В тот же миг на его руку опустилась ладонь Клары Йоргенсен. Ее горячие пальцы легли на его костлявую кисть, не прикрыв ее целиком. Габриэлю Анхелико показалось, что он сейчас сгорит дотла и умрет. Он не мог вымолвить ни слова, но это и не потребовалось. Потому что в этот миг на крыльцо вышла с зонтиком его бабушка.
— А ну-ка, ступайте в дом, — прикрикнула на них Флорентина Альба, — нечего тут сидеть и дразнить судьбу!
Клара Йоргенсен тихо встала и взглянула на старушку.
— Пойдем в дом, дорогая! — сказала бабушка.
Кинув быстрый взгляд на профессора, Клара Йоргенсен вложила свою руку в руку Флорентины Альбы и пошла за ней в дом. Габриэль Анхелико дернул шеей, со второго раза сглотнул вставший в горле комок и поплелся за ними, опустив плечи.

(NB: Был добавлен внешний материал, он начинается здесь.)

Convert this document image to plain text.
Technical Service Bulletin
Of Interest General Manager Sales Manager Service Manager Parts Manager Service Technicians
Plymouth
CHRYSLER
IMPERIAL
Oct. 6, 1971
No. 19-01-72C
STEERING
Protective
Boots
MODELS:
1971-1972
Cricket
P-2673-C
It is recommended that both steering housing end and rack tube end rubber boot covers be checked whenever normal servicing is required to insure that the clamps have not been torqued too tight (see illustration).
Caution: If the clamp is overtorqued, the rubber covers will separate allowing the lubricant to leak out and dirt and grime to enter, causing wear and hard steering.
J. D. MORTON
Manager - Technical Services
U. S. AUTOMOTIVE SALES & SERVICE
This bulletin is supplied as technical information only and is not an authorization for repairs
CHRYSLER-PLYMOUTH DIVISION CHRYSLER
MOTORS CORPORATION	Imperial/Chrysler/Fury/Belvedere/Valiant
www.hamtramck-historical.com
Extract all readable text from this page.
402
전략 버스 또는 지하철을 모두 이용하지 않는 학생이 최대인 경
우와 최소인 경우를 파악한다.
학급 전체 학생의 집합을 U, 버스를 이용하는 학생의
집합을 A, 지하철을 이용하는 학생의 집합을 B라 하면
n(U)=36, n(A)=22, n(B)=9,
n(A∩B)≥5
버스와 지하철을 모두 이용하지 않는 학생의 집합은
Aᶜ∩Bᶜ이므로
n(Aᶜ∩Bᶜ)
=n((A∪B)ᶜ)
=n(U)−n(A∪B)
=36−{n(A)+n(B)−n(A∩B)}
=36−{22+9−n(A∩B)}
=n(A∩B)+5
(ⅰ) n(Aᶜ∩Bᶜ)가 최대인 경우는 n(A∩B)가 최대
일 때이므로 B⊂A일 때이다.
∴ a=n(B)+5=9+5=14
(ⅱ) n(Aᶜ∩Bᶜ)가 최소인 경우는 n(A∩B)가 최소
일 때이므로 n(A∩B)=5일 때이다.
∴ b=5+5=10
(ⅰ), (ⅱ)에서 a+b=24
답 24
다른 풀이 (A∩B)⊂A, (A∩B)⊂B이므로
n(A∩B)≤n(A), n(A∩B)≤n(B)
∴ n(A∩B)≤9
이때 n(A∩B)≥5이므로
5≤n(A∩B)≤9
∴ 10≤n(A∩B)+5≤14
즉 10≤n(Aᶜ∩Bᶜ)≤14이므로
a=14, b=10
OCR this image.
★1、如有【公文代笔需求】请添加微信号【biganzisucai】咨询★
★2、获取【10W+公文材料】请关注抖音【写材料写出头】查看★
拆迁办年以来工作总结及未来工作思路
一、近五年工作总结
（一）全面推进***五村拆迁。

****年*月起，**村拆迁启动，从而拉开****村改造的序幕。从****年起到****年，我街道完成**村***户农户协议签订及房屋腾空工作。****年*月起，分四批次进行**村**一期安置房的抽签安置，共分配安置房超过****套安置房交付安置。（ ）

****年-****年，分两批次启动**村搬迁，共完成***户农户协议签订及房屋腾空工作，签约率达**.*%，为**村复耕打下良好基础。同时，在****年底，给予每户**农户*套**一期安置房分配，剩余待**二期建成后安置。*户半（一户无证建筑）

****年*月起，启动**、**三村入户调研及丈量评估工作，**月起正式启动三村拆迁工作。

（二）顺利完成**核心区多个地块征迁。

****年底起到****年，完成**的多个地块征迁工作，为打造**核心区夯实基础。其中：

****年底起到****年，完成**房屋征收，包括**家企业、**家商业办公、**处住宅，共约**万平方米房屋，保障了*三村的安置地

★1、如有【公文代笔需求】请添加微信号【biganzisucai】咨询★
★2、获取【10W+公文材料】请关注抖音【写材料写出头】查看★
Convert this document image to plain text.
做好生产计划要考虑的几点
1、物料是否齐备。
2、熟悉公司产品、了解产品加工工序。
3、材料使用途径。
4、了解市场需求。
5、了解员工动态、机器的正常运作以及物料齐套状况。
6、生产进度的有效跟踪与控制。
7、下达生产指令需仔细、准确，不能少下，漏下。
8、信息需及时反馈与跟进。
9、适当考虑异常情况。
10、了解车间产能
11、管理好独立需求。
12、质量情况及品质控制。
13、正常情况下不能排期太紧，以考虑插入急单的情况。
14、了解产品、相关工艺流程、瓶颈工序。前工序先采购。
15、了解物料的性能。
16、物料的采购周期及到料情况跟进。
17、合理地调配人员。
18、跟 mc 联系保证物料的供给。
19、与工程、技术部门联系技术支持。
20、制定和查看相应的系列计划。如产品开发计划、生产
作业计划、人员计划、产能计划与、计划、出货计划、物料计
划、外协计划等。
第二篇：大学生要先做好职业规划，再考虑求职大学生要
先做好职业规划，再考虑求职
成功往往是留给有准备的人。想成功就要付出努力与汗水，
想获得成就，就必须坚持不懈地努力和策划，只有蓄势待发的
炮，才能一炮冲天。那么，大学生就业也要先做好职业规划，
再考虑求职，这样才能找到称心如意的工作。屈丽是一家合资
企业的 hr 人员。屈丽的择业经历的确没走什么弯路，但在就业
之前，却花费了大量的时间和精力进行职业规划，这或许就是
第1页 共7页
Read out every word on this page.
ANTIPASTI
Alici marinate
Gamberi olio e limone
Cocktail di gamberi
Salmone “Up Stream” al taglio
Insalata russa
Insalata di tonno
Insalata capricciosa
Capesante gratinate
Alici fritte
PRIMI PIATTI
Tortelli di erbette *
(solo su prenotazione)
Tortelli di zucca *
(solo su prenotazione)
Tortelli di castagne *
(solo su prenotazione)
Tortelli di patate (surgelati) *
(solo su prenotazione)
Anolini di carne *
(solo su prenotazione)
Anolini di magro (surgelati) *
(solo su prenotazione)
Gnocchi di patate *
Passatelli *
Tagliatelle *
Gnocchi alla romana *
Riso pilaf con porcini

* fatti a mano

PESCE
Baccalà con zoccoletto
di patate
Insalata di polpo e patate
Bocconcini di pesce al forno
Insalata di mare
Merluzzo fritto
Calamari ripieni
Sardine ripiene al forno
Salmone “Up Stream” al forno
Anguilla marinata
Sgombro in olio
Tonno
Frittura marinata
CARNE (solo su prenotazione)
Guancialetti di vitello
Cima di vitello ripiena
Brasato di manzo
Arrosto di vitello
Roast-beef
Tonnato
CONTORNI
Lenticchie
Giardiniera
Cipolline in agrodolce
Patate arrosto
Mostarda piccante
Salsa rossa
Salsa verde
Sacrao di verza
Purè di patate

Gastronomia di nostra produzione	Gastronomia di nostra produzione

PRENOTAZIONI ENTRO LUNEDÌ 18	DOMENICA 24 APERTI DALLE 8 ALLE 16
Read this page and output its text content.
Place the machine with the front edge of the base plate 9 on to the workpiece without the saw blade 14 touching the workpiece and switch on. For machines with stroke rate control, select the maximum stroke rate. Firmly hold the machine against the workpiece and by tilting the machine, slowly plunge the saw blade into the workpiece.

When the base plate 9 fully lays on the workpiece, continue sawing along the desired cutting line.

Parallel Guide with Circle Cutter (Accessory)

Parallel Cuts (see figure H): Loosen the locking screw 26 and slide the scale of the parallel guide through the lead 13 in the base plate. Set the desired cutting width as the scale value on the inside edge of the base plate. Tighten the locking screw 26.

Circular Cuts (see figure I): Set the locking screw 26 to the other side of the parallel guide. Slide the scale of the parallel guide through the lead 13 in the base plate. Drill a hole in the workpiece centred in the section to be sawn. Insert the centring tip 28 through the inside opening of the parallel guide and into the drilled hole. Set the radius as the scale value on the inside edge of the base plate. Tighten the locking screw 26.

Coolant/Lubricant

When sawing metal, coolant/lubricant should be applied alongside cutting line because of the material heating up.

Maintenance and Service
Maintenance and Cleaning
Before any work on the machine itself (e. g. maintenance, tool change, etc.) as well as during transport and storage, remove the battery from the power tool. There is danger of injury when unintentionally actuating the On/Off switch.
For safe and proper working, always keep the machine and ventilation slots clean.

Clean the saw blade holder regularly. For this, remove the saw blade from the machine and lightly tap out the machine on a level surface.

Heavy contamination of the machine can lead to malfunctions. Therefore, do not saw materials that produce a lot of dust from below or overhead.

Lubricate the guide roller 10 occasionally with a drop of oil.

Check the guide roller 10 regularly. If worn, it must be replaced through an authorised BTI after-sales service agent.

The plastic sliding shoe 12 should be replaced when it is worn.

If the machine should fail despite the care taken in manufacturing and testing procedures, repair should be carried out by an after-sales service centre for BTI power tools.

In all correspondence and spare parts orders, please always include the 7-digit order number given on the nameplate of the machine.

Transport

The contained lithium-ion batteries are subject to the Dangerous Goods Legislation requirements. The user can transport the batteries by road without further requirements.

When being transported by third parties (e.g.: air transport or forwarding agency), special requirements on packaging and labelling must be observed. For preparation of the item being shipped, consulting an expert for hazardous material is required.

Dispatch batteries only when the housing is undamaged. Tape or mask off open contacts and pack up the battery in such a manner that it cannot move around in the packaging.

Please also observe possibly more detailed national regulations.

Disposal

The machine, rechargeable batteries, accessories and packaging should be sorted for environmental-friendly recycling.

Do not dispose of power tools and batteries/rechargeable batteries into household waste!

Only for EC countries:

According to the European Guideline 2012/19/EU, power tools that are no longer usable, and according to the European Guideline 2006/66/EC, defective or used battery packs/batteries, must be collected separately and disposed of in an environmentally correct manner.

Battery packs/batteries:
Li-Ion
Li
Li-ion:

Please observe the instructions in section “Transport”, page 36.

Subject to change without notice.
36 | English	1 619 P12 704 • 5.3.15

Анна Рисуэнья, не слушая никаких возражений, укутала Клару Йоргенсен в потертое шерстяное одеяло и напоила чаем из гренадиллы, от которого у девушки зашумело в голове. Они усадили ее на продавленный бархатный диван в гостиной, купленный, очевидно, еще в пятидесятые годы. Александра вытерла ей волосы и, попросив разрешения, принялась их расчесывать, между тем как Флорентина Альба пичкала ее виноградом, убеждая, что это гарантирует ощущение полного счастья. В этот вечер все семейство Габриэла Анхелико наконец-то сподобилось пообщаться с Кларой Йоргенсен. Словно допущенные до аудиенции с епископом, они под дождем потянулись в дом, чтобы обменяться с ней несколькими словами. Виктор Альба затопил камин, а грезившая о Париже тетушка вытащила из комода канделябры. К столу сварили суп из свиных губ, а толстый дядюшка Габриэля Анхелико принес бутылку самодельного виноградного бренди. Мустафа притащил с собой бутылку европейского красного вина, которое от жары прокисло и превратилось в уксус, оказавшись совершенно непригодным для питья. Тогда он сбегал домой и принес взамен бутылку самбуки; он поджег самбуку, предварительно кинув в бокал два-три зернышка кофе, и протянул его сеньорите Кларе. Она невольно засмеялась, видя, как хлопочут вокруг нее окружающие. И она отведала свиных губ, выпила рюмку самодельного бренди и бокал самбуки, а Габриэль Анхелико наблюдал на ней из кресла с окаменевшим лицом.
Они желали знать о ней все. Допрос с пристрастием затянулся до позднего вечера, у нее выспросили все, начиная от того, что она ест у себя дома на завтрак, и кончая тем, как выглядит ее спальня. Клара Йоргенсен рассказала им все: как пекут черный хлеб с хрустящей корочкой, какие книжки стоят у нее в комнате, какой длины она носит пальто, какую обувь надевает, когда идет снег, как выглядит пар, который вырывается изо рта на морозе, и похож ли он на обыкновенный пар, где в норвежской столице можно купить самое лучшее какао и какое нетерпение чувствуют люди, дожидаясь прихода весны. Отвечая, она говорила увлеченно, и в голосе ее чувствовалась нотка тоски. Габриэль Анхелико обратил на это внимание, и по его лицу пробежала легкая тень. Яснее всего он заметил это, когда она заговорила о матери: какая мама у нее светлая, добрая и как она рисует дома, в которых будут жить люди. И он попытался представить себе обстановку, в которой протекает жизнь Клары Йоргенсен: с домработницей и всем прочим; дом, в котором кровати во всех спальнях застелены бельем на мягких матрасах, гостиную с тысячами книг и картинами на стенах, наверное красивыми и дорогими. И как же странно все складывается, что именно сейчас, после того как она вошла наконец в его дом, она с каждой минутой все дальше от него ускользает! Она уже не принадлежала ему одному, но становилась частью целого ряда других реальностей. Вдобавок родня, севшая вокруг нее тесным кружком, тоже предъявила на нее свои права.